The government, I was informed, wanted to know who lives in which house in my neighbourhood. I was presented with a kasuku exercise book, upon which I was to write the name, ID number, whether I am a tenant or owner at my residence, when I moved in. Every adult in my house was required to fill these details.

“When the details are placed in the computer, the government will be able to know who lives where and we can start to track the terrorists,” Syokau – a middle aged government officer told me. “In fact, we have to come with police to that house over there because the Somalis there have refused to open the gate and fill the form.”

I was hesitant to fill the form and even when I did reluctantly comply, I did subversively hold back some detail. For example, I only gave the initial of my first name rather than all of them. I had – and still have – nagging worries about the sanctity of my privacy not sure that I wanted to give “big brother” any of my details. I also worry about unscrupulous characters getting my details. But mostly its about my privacy.

My discomfort increases when I hear that the government and Kenya’s most profitable company (Kshs. 23 Billion profits!), Safaricom has landed a Kshs 14 Billion deal to build a security communications system that includes CCTVs with facial analysis and more. Sitting in the shadows of Big Brother, I feel more threatened that protected.

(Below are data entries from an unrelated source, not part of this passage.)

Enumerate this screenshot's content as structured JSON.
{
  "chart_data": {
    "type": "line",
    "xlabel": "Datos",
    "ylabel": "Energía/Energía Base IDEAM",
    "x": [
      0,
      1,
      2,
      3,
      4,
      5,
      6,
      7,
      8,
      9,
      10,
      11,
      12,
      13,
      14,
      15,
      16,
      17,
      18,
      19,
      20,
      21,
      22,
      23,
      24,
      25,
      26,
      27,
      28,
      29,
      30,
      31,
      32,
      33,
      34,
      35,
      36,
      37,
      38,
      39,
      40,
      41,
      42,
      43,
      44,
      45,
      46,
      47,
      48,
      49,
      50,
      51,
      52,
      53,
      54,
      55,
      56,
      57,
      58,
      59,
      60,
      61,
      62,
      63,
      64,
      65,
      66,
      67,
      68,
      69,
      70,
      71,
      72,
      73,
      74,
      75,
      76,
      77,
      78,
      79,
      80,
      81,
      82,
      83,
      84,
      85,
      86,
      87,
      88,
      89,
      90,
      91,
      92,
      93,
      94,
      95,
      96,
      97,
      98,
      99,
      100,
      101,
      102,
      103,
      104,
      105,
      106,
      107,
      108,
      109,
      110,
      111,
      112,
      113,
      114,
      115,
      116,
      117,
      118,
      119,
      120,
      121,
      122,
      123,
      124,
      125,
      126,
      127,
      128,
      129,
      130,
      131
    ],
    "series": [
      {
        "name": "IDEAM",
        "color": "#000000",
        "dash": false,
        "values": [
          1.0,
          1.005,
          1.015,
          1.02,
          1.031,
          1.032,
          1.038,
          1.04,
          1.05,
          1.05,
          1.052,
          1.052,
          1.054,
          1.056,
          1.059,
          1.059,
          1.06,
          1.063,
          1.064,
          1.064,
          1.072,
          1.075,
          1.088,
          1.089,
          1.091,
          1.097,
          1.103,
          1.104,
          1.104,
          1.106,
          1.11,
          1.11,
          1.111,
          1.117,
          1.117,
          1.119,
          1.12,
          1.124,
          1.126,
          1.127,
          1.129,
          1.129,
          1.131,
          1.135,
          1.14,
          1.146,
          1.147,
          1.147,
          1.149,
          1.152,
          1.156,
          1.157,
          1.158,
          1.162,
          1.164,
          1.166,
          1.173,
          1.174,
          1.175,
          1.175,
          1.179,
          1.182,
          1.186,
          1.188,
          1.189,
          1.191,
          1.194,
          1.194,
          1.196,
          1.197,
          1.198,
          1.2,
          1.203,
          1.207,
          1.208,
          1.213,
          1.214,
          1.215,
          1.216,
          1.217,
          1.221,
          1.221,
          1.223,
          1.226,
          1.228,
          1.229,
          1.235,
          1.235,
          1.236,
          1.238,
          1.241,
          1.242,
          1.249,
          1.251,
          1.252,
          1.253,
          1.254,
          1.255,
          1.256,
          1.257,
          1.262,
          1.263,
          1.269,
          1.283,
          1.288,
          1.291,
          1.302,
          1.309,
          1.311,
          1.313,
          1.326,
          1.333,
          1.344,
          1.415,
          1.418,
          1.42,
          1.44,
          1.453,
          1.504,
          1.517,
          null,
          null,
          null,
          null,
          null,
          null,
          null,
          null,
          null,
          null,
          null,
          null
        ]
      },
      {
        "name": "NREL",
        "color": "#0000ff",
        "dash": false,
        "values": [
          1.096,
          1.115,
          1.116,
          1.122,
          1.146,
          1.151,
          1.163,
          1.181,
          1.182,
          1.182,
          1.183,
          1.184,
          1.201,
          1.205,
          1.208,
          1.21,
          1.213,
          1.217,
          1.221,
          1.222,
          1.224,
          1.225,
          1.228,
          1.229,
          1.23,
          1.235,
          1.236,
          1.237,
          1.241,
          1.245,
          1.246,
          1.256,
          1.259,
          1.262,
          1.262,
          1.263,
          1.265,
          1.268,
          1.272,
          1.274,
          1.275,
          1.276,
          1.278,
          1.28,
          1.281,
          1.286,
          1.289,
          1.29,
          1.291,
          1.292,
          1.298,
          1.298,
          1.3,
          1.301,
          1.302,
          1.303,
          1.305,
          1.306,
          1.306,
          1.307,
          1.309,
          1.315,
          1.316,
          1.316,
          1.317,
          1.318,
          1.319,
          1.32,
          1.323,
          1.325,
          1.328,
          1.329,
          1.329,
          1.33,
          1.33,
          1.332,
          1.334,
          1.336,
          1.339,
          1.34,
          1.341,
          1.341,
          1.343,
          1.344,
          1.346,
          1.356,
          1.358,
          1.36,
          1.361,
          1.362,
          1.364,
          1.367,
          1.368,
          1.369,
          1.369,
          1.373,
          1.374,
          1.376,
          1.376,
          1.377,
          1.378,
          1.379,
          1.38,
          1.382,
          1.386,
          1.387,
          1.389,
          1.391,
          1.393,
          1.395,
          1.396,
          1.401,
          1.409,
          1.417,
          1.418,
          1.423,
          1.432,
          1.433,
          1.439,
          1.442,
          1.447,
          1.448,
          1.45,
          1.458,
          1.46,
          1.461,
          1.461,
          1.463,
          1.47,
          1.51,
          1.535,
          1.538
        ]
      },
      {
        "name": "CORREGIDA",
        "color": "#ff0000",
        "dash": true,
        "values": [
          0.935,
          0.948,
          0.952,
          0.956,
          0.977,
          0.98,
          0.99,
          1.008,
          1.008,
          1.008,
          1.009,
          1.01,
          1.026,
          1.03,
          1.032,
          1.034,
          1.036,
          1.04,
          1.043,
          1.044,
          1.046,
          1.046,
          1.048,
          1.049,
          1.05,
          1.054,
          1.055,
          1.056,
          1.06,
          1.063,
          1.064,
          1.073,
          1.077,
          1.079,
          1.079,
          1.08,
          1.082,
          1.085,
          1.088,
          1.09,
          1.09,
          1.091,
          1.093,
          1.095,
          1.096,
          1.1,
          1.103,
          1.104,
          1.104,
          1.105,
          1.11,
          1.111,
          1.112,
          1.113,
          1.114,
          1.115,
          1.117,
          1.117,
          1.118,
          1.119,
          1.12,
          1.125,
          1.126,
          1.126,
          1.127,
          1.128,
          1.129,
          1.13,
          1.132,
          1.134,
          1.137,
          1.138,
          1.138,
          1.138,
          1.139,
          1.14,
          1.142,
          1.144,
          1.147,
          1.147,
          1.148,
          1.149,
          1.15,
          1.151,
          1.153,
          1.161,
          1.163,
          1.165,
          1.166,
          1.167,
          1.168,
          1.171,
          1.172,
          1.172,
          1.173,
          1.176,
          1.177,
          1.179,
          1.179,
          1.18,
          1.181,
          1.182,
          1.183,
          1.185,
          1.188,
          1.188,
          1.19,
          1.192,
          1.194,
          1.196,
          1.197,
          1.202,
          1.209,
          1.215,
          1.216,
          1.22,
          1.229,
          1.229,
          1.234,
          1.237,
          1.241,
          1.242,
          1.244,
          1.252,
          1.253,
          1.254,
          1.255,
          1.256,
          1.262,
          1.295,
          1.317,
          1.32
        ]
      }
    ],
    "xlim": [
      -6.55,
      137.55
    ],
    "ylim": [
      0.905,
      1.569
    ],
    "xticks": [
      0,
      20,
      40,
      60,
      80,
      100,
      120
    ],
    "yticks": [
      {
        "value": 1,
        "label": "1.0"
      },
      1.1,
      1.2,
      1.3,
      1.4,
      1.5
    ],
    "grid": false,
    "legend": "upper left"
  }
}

Just as I was gearing up to write about my thoughts on privacy, I caught up with my friend Mbugua Njihia’s blogpost on the subject, in which he says that privacy is overrated – especially in the context of national security. “It is my opinion that privacy is overrated in this day and age of convenience and we are better placed ensuring that the data collected by corporations and government is secure and leveraged only for legitimate value adding purposes, with real-time visibility to the individual citizen on the use of their data,” he says.

I don’t know how I feel about this.

There can be no denying that Kenyans are afraid. When one leaves one’s home to go in search of their daily bread, there is great likelihood of meeting with death at the cowardly hands of a terrorist’s explosion. I subscribe somewhat to the views that the solution to the national security concerns lie more with greater intelligence – essentially with the NSIS and their Jack Bauer types. This because one feels that it is less intrusive and obvious – to wit, “find those bastards, get read of them and I don’t want to know about the details.”

I feel that the solution does not lie in the Kasuku exercise books that collect my data and it certainly is not in my personal car’s tinted windows.